An English Lesson
I came across an old-school mimeographed handout I got while in 11th grade advanced placement English. Eleventh grade was the year where I switched from uber math geek to literary wannabe. Up until the first week of school, I was slated for the typical “honors” English; but when I found out that my friends were in AP, I petitioned the teacher, Mr. Moore, to let me join the class. I hadn’t read the summer reading, Mr. Moore said, and, as the test over the three books was scheduled for that Friday, I would have to catch up quick.
I scored copies of the three books and stayed up through the nights leading up to Friday, honest-to-God reading every page. Annie Dillard’s “Pilgrim at Tinker Creek” was one of the books. I can’t bring up the other two–sad, I know. That week was the first time I can remember willing myself to accomplish something. I remember that some of the AP kids hadn’t read the books either, and were also cramming. It was simultaneously my first real lesson in the nature of people–that some will always squander opportunity. I was tired, Friday, but I passed the test.
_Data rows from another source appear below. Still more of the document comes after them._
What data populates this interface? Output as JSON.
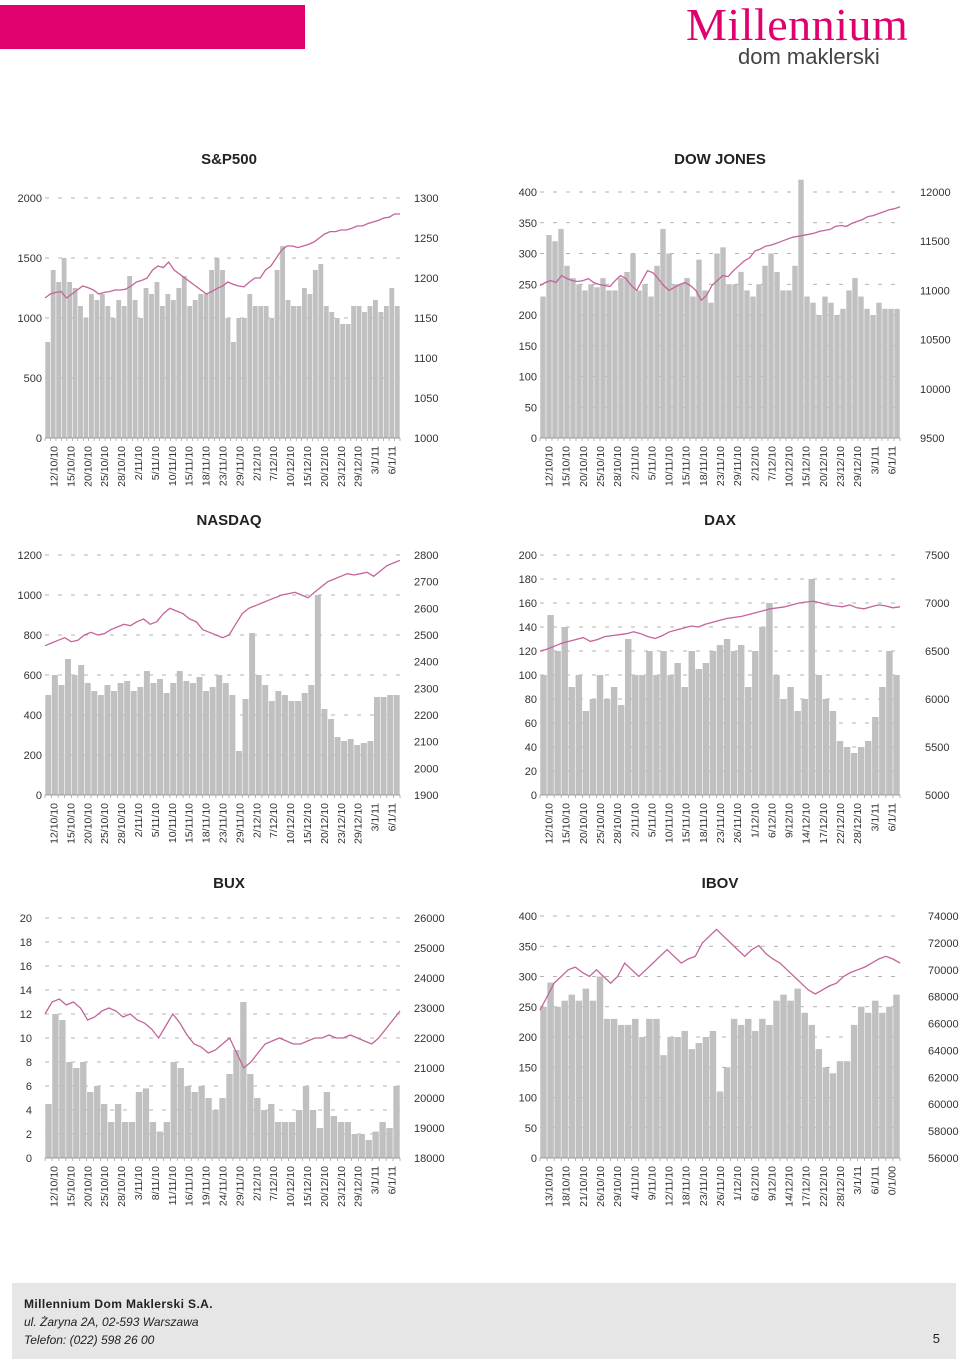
{
  "header": {
    "logo_word": "Millennium",
    "logo_sub": "dom maklerski"
  },
  "colors": {
    "brand": "#e0006e",
    "bar": "#c0c0c0",
    "line": "#c4649a"
  },
  "footer": {
    "company": "Millennium Dom Maklerski S.A.",
    "address": "ul. Żaryna 2A, 02-593 Warszawa",
    "phone": "Telefon: (022) 598 26 00",
    "page": "5"
  },
  "chart_data": [
    {
      "title": "S&P500",
      "type": "bar+line",
      "left_ticks": [
        "0",
        "500",
        "1000",
        "1500",
        "2000"
      ],
      "left_lim": [
        0,
        2000
      ],
      "right_ticks": [
        "1000",
        "1050",
        "1100",
        "1150",
        "1200",
        "1250",
        "1300"
      ],
      "right_lim": [
        1000,
        1300
      ],
      "categories": [
        "12/10/10",
        "15/10/10",
        "20/10/10",
        "25/10/10",
        "28/10/10",
        "2/11/10",
        "5/11/10",
        "10/11/10",
        "15/11/10",
        "18/11/10",
        "23/11/10",
        "29/11/10",
        "2/12/10",
        "7/12/10",
        "10/12/10",
        "15/12/10",
        "20/12/10",
        "23/12/10",
        "29/12/10",
        "3/1/11",
        "6/1/11"
      ],
      "volume": [
        800,
        1400,
        1300,
        1500,
        1300,
        1250,
        1100,
        1000,
        1200,
        1150,
        1200,
        1100,
        1000,
        1150,
        1100,
        1350,
        1150,
        1000,
        1250,
        1200,
        1300,
        1100,
        1200,
        1150,
        1250,
        1350,
        1100,
        1150,
        1200,
        1200,
        1400,
        1500,
        1400,
        1000,
        800,
        1000,
        1000,
        1200,
        1100,
        1100,
        1100,
        1000,
        1400,
        1600,
        1150,
        1100,
        1100,
        1250,
        1200,
        1400,
        1450,
        1100,
        1050,
        1000,
        950,
        950,
        1100,
        1100,
        1050,
        1100,
        1150,
        1050,
        1100,
        1250,
        1100
      ],
      "index": [
        1175,
        1180,
        1182,
        1183,
        1175,
        1180,
        1185,
        1190,
        1188,
        1185,
        1180,
        1182,
        1183,
        1185,
        1185,
        1186,
        1190,
        1195,
        1197,
        1200,
        1210,
        1215,
        1213,
        1220,
        1210,
        1205,
        1200,
        1195,
        1190,
        1185,
        1180,
        1183,
        1187,
        1190,
        1195,
        1192,
        1190,
        1189,
        1195,
        1200,
        1200,
        1210,
        1215,
        1225,
        1235,
        1240,
        1240,
        1238,
        1240,
        1242,
        1245,
        1250,
        1255,
        1258,
        1258,
        1260,
        1260,
        1262,
        1265,
        1265,
        1268,
        1270,
        1272,
        1275,
        1276,
        1280,
        1280
      ]
    },
    {
      "title": "DOW JONES",
      "type": "bar+line",
      "left_ticks": [
        "0",
        "50",
        "100",
        "150",
        "200",
        "250",
        "300",
        "350",
        "400"
      ],
      "left_lim": [
        0,
        400
      ],
      "right_ticks": [
        "9500",
        "10000",
        "10500",
        "11000",
        "11500",
        "12000"
      ],
      "right_lim": [
        9500,
        12000
      ],
      "categories": [
        "12/10/10",
        "15/10/10",
        "20/10/10",
        "25/10/10",
        "28/10/10",
        "2/11/10",
        "5/11/10",
        "10/11/10",
        "15/11/10",
        "18/11/10",
        "23/11/10",
        "29/11/10",
        "2/12/10",
        "7/12/10",
        "10/12/10",
        "15/12/10",
        "20/12/10",
        "23/12/10",
        "29/12/10",
        "3/1/11",
        "6/1/11"
      ],
      "volume": [
        230,
        330,
        320,
        340,
        280,
        260,
        250,
        240,
        250,
        245,
        260,
        240,
        240,
        260,
        270,
        300,
        240,
        250,
        230,
        280,
        340,
        300,
        250,
        250,
        260,
        230,
        290,
        240,
        220,
        300,
        310,
        250,
        250,
        270,
        240,
        230,
        250,
        280,
        300,
        270,
        240,
        240,
        280,
        420,
        230,
        220,
        200,
        230,
        220,
        200,
        210,
        240,
        260,
        230,
        210,
        200,
        220,
        210,
        210,
        210
      ],
      "index": [
        11050,
        11080,
        11100,
        11080,
        11150,
        11120,
        11100,
        11090,
        11100,
        11120,
        11080,
        11060,
        11050,
        11040,
        11100,
        11150,
        11120,
        11050,
        11000,
        11100,
        11200,
        11180,
        11120,
        11050,
        11000,
        11030,
        11060,
        11080,
        11050,
        11000,
        10900,
        10950,
        11050,
        11100,
        11150,
        11140,
        11200,
        11250,
        11300,
        11330,
        11400,
        11420,
        11450,
        11460,
        11480,
        11500,
        11520,
        11540,
        11550,
        11560,
        11570,
        11580,
        11600,
        11610,
        11620,
        11650,
        11660,
        11650,
        11680,
        11700,
        11720,
        11750,
        11760,
        11780,
        11800,
        11820,
        11830,
        11850
      ]
    },
    {
      "title": "NASDAQ",
      "type": "bar+line",
      "left_ticks": [
        "0",
        "200",
        "400",
        "600",
        "800",
        "1000",
        "1200"
      ],
      "left_lim": [
        0,
        1200
      ],
      "right_ticks": [
        "1900",
        "2000",
        "2100",
        "2200",
        "2300",
        "2400",
        "2500",
        "2600",
        "2700",
        "2800"
      ],
      "right_lim": [
        1900,
        2800
      ],
      "categories": [
        "12/10/10",
        "15/10/10",
        "20/10/10",
        "25/10/10",
        "28/10/10",
        "2/11/10",
        "5/11/10",
        "10/11/10",
        "15/11/10",
        "18/11/10",
        "23/11/10",
        "29/11/10",
        "2/12/10",
        "7/12/10",
        "10/12/10",
        "15/12/10",
        "20/12/10",
        "23/12/10",
        "29/12/10",
        "3/1/11",
        "6/1/11"
      ],
      "volume": [
        500,
        600,
        550,
        680,
        600,
        650,
        560,
        520,
        500,
        550,
        520,
        560,
        570,
        520,
        540,
        620,
        560,
        580,
        510,
        560,
        620,
        570,
        560,
        590,
        520,
        540,
        600,
        560,
        500,
        220,
        480,
        810,
        600,
        550,
        470,
        520,
        500,
        470,
        470,
        510,
        550,
        1000,
        430,
        380,
        290,
        270,
        280,
        250,
        260,
        270,
        490,
        490,
        500,
        500
      ],
      "index": [
        2460,
        2470,
        2480,
        2490,
        2475,
        2480,
        2500,
        2510,
        2500,
        2505,
        2520,
        2530,
        2540,
        2535,
        2550,
        2560,
        2540,
        2550,
        2580,
        2600,
        2590,
        2580,
        2560,
        2550,
        2520,
        2510,
        2500,
        2490,
        2500,
        2540,
        2580,
        2600,
        2610,
        2620,
        2630,
        2640,
        2650,
        2655,
        2660,
        2650,
        2640,
        2660,
        2680,
        2700,
        2710,
        2720,
        2730,
        2725,
        2730,
        2735,
        2720,
        2740,
        2760,
        2770,
        2780
      ]
    },
    {
      "title": "DAX",
      "type": "bar+line",
      "left_ticks": [
        "0",
        "20",
        "40",
        "60",
        "80",
        "100",
        "120",
        "140",
        "160",
        "180",
        "200"
      ],
      "left_lim": [
        0,
        200
      ],
      "right_ticks": [
        "5000",
        "5500",
        "6000",
        "6500",
        "7000",
        "7500"
      ],
      "right_lim": [
        5000,
        7500
      ],
      "categories": [
        "12/10/10",
        "15/10/10",
        "20/10/10",
        "25/10/10",
        "28/10/10",
        "2/11/10",
        "5/11/10",
        "10/11/10",
        "15/11/10",
        "18/11/10",
        "23/11/10",
        "26/11/10",
        "1/12/10",
        "6/12/10",
        "9/12/10",
        "14/12/10",
        "17/12/10",
        "22/12/10",
        "28/12/10",
        "3/1/11",
        "6/1/11"
      ],
      "volume": [
        100,
        150,
        120,
        140,
        90,
        100,
        70,
        80,
        100,
        80,
        90,
        75,
        130,
        100,
        100,
        120,
        100,
        120,
        100,
        110,
        90,
        120,
        105,
        110,
        120,
        125,
        130,
        120,
        125,
        90,
        120,
        140,
        160,
        100,
        80,
        90,
        70,
        80,
        180,
        100,
        80,
        70,
        45,
        40,
        35,
        40,
        45,
        65,
        90,
        120,
        100
      ],
      "index": [
        6500,
        6520,
        6550,
        6580,
        6600,
        6620,
        6640,
        6600,
        6620,
        6650,
        6660,
        6670,
        6680,
        6700,
        6680,
        6650,
        6630,
        6660,
        6700,
        6720,
        6740,
        6760,
        6750,
        6780,
        6800,
        6820,
        6840,
        6850,
        6860,
        6880,
        6900,
        6920,
        6940,
        6950,
        6960,
        6980,
        7000,
        7010,
        7020,
        7000,
        6980,
        6970,
        6960,
        6980,
        6950,
        6940,
        6960,
        6980,
        6970,
        6950,
        6960
      ]
    },
    {
      "title": "BUX",
      "type": "bar+line",
      "left_ticks": [
        "0",
        "2",
        "4",
        "6",
        "8",
        "10",
        "12",
        "14",
        "16",
        "18",
        "20"
      ],
      "left_lim": [
        0,
        20
      ],
      "right_ticks": [
        "18000",
        "19000",
        "20000",
        "21000",
        "22000",
        "23000",
        "24000",
        "25000",
        "26000"
      ],
      "right_lim": [
        18000,
        26000
      ],
      "categories": [
        "12/10/10",
        "15/10/10",
        "20/10/10",
        "25/10/10",
        "28/10/10",
        "3/11/10",
        "8/11/10",
        "11/11/10",
        "16/11/10",
        "19/11/10",
        "24/11/10",
        "29/11/10",
        "2/12/10",
        "7/12/10",
        "10/12/10",
        "15/12/10",
        "20/12/10",
        "23/12/10",
        "29/12/10",
        "3/1/11",
        "6/1/11"
      ],
      "volume": [
        4.5,
        12,
        11.5,
        8,
        7.5,
        8,
        5.5,
        6,
        4.5,
        3,
        4.5,
        3,
        3,
        5.5,
        5.8,
        3,
        2.2,
        3,
        8,
        7.5,
        6,
        5.5,
        6,
        5,
        4,
        5,
        7,
        9,
        13,
        7,
        5,
        4,
        4.5,
        3,
        3,
        3,
        4,
        6,
        4,
        2.5,
        5.5,
        3.5,
        3,
        3,
        2,
        2,
        1.5,
        2.2,
        3,
        2.5,
        6
      ],
      "index": [
        22800,
        23200,
        23300,
        23100,
        23200,
        23000,
        22600,
        22700,
        22900,
        23000,
        22900,
        22700,
        22800,
        22600,
        22500,
        22300,
        22000,
        22400,
        22800,
        22500,
        22100,
        21800,
        21700,
        21500,
        21600,
        21800,
        22000,
        21500,
        21000,
        21200,
        21500,
        21800,
        21900,
        22000,
        21900,
        21800,
        21800,
        21900,
        22000,
        22000,
        22100,
        22000,
        22000,
        22100,
        22000,
        21900,
        21800,
        22000,
        22300,
        22600,
        22900
      ]
    },
    {
      "title": "IBOV",
      "type": "bar+line",
      "left_ticks": [
        "0",
        "50",
        "100",
        "150",
        "200",
        "250",
        "300",
        "350",
        "400"
      ],
      "left_lim": [
        0,
        400
      ],
      "right_ticks": [
        "56000",
        "58000",
        "60000",
        "62000",
        "64000",
        "66000",
        "68000",
        "70000",
        "72000",
        "74000"
      ],
      "right_lim": [
        56000,
        74000
      ],
      "categories": [
        "13/10/10",
        "18/10/10",
        "21/10/10",
        "26/10/10",
        "29/10/10",
        "4/11/10",
        "9/11/10",
        "12/11/10",
        "18/11/10",
        "23/11/10",
        "26/11/10",
        "1/12/10",
        "6/12/10",
        "9/12/10",
        "14/12/10",
        "17/12/10",
        "22/12/10",
        "28/12/10",
        "3/1/11",
        "6/1/11",
        "0/1/00"
      ],
      "volume": [
        250,
        290,
        250,
        260,
        270,
        260,
        280,
        260,
        300,
        230,
        230,
        220,
        220,
        230,
        200,
        230,
        230,
        170,
        200,
        200,
        210,
        180,
        190,
        200,
        210,
        110,
        150,
        230,
        220,
        230,
        210,
        230,
        220,
        260,
        270,
        260,
        280,
        240,
        220,
        180,
        150,
        140,
        160,
        160,
        220,
        250,
        240,
        260,
        240,
        250,
        270
      ],
      "index": [
        67000,
        68000,
        69000,
        69500,
        70000,
        70200,
        69800,
        69500,
        70000,
        69500,
        69000,
        69500,
        70500,
        70000,
        69500,
        70000,
        70500,
        71000,
        71500,
        71000,
        70500,
        70800,
        71000,
        72000,
        72500,
        73000,
        72500,
        72000,
        71500,
        71000,
        71500,
        71800,
        71200,
        70800,
        70500,
        70000,
        69500,
        69000,
        68500,
        68200,
        68500,
        68800,
        69000,
        69500,
        69800,
        70000,
        70200,
        70500,
        70800,
        71000,
        70800,
        70500
      ]
    }
  ]
}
It was a good year. It awoke my inner writer. Mr. Moore was a tough teacher, but he was honest. I thought, at the time, that I was this big sh*t writer. I was a real dick back then, haughty and drunk on GPA and my elitist friends. I remember being chided and corrected on my writing and feeling indignant. Hurt pride. Teenage angst, emotions, too much for the small sprouts of prose. My sentences were mangled and fustian. Instead of cultivating my new crop, I was already ready for the harvest.
The year ended. There was 12th grade AP English, but I was to follow my family to Kentucky for my final year of high school. I went back for a wedding two years later, but haven’t returned since.
Anyway, here is the handout. It’s a collection of common figures of speech. Enjoy:
Alliteration — Repetition of initial consonant sounds, “beat and empty barrel with the handle of a broom” — Vachel Lindsey, “The fair breeze blew the white foam flew.”
Allusion — A brief passing reference to history, literature, famous people or events, “a figure like Apollo,” “Freud was called the Columbus of the mind.”
Analogy — Unlike items are compared at some length. “Sail on O Ship of State.” “All the world’s a stage and each of us merely players.”
Assonance — Repetition of the same or similar vowel sounds in consecutive words. “Fruit of the Loom,” “How now Brown Cow,” “The owl shall seek out the mouse.”
Hyperbole — An exaggeration not intended to deceive but to emphasize. “This suitcase weighs a ton.” “Mountainous waves breaking on the shore.”
Irony — The writer says one thing but intentionally means something else. “Work fascinates me.” “I can sit and watch it for hours.”
Meiosis — An exaggeration to understate. “Oh! I’m in a bit of a pickle.”
Metaphor — Comparison between two unlike objects or ideas, making a direct statement. “Fame is a flighty bee,” “The heart is a machine.”
Metonymy — The substitution of a term for one with which it is closely associated. “All hands on deck,” “You can’t fight city hall.” Referring to the king as “the crown.”
Onomatopoeia — The word sounds like its meaning, “buzz, crash, clang, puff, zing, thud, clap, tap.”
Paradox — A statement which is basically true, but seems to say two different things. “To damn with faint praise,” “deafening silence,” “alone in the crowd,” “the victory is bitter sweet.”
Personification — Giving human qualities to non-human objects, “the old moon laughed,” “the trees kneeling in praise.”
Simile — Comparison of two unlike objects using “like” or “as.” “His hair was like moldy hay,” “islands struck like pearls in the sea.”
Synecdoche — Substituting part for a whole. “Teacher counted heads.”